Paul Dukas wrote The Sorcerer’s Apprentice shortly after completing his First Symphony—perhaps as a respite, since he completed it in a fairly short time, taking inspiration from one of Goethe’s lighter, folk-inspired poems, Der Zauberlehrling. The symphonic poem was almost immediately premiered at the Societé Nationale de Musique, with the composer conducting, and it rapidly rose to its current popular status. Co-founded in 1871 by Saint-Saëns and Romain Bussine, the mission of the Societé Nationale de Musique, under the motto Ars gallica, was to promote “serious musical works” that “reveal elevated and artistic aspirations.” The Sorcerer’s Apprentice might seem a tad frivolous compared to these lofty goals (particularly if one is picturing Mickey Mouse as the apprentice in the 1940 film “Fantasia”), but it does demonstrate Dukas’s precision as an orchestrator and his obsessive approach to form.

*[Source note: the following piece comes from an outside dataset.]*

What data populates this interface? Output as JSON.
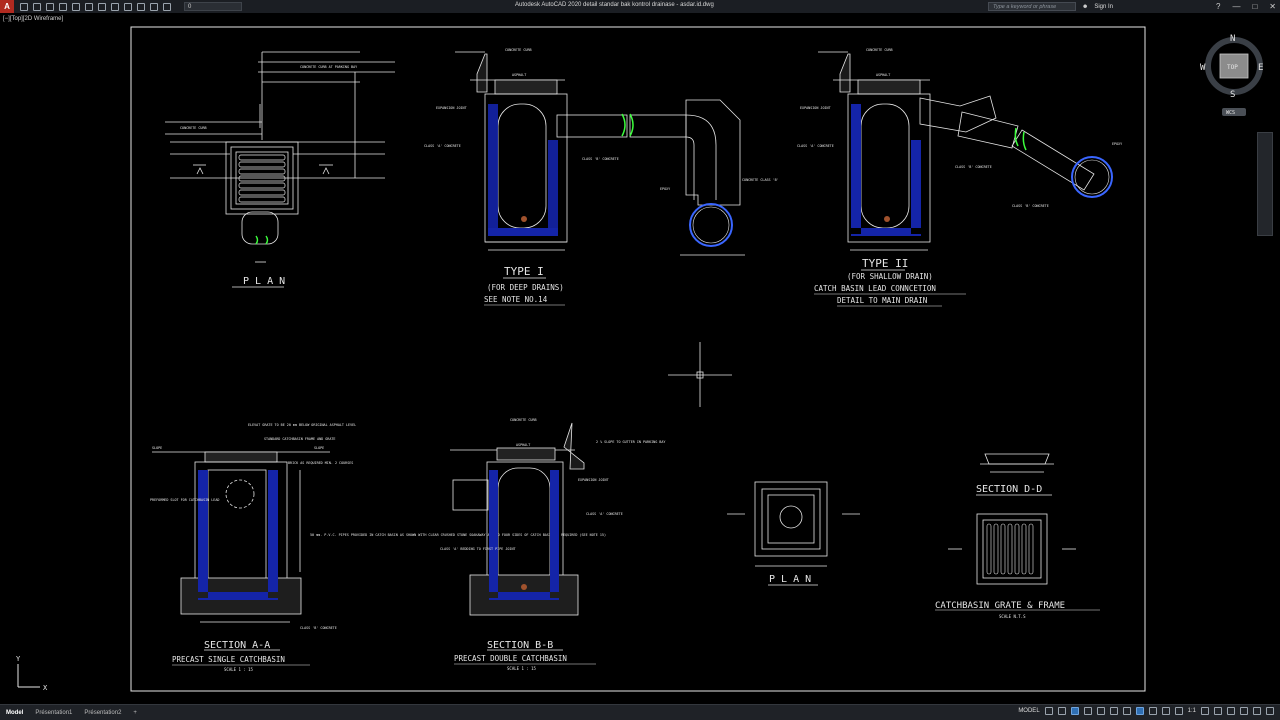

Following the narrative of Goethe’s poem closely, Dukas begins with the peaceful state in which the sorcerer leaves his workshop. Airy, mysterious chords in the muted strings and flutes pull back the curtain on the symphonic scene, introducing our protagonist: a single melody of intertwined clarinet, oboe, and flute, carefully limned with glassy harmonics from the harp. Whether we hear this melody as the apprentice, the broom he enchants to carry his water pails, or the magic itself, it appears in many guises throughout this monothematic work. A single crack from the timpani (a bolt of magic?) heralds the theme’s first reincarnation as a waddling triple-time march that, as it relentlessly proceeds, triggers cascading string lines, evoking the water that eventually floods the chamber. When the apprentice desperately hacks at the broom with an axe, heard as crashing cymbals, it replicates itself, and we hear fragments of theme rushing faster and faster. (Goethe specifies that the proliferating brooms work at double the pace.) After the sorcerer returns and halts the chaos, we hear a hesitant, groaning version of the theme in the bassoon as he commands the broom back to its corner, to await only the command of the master from now on. Fittingly, Dukas would later teach orchestration at the Paris Conservatoire before succeeding Charles-Marie Widor as Professor of Composition. While his perfectionism was a boon to his students, among them Olivier Messiaen and Maurice Duruflé (a friend of Frederick Swann), it foreshortened his own compositional career. Dukas withheld his compositions after the 1912 ballet La Péri and burned the manuscripts shortly before his death.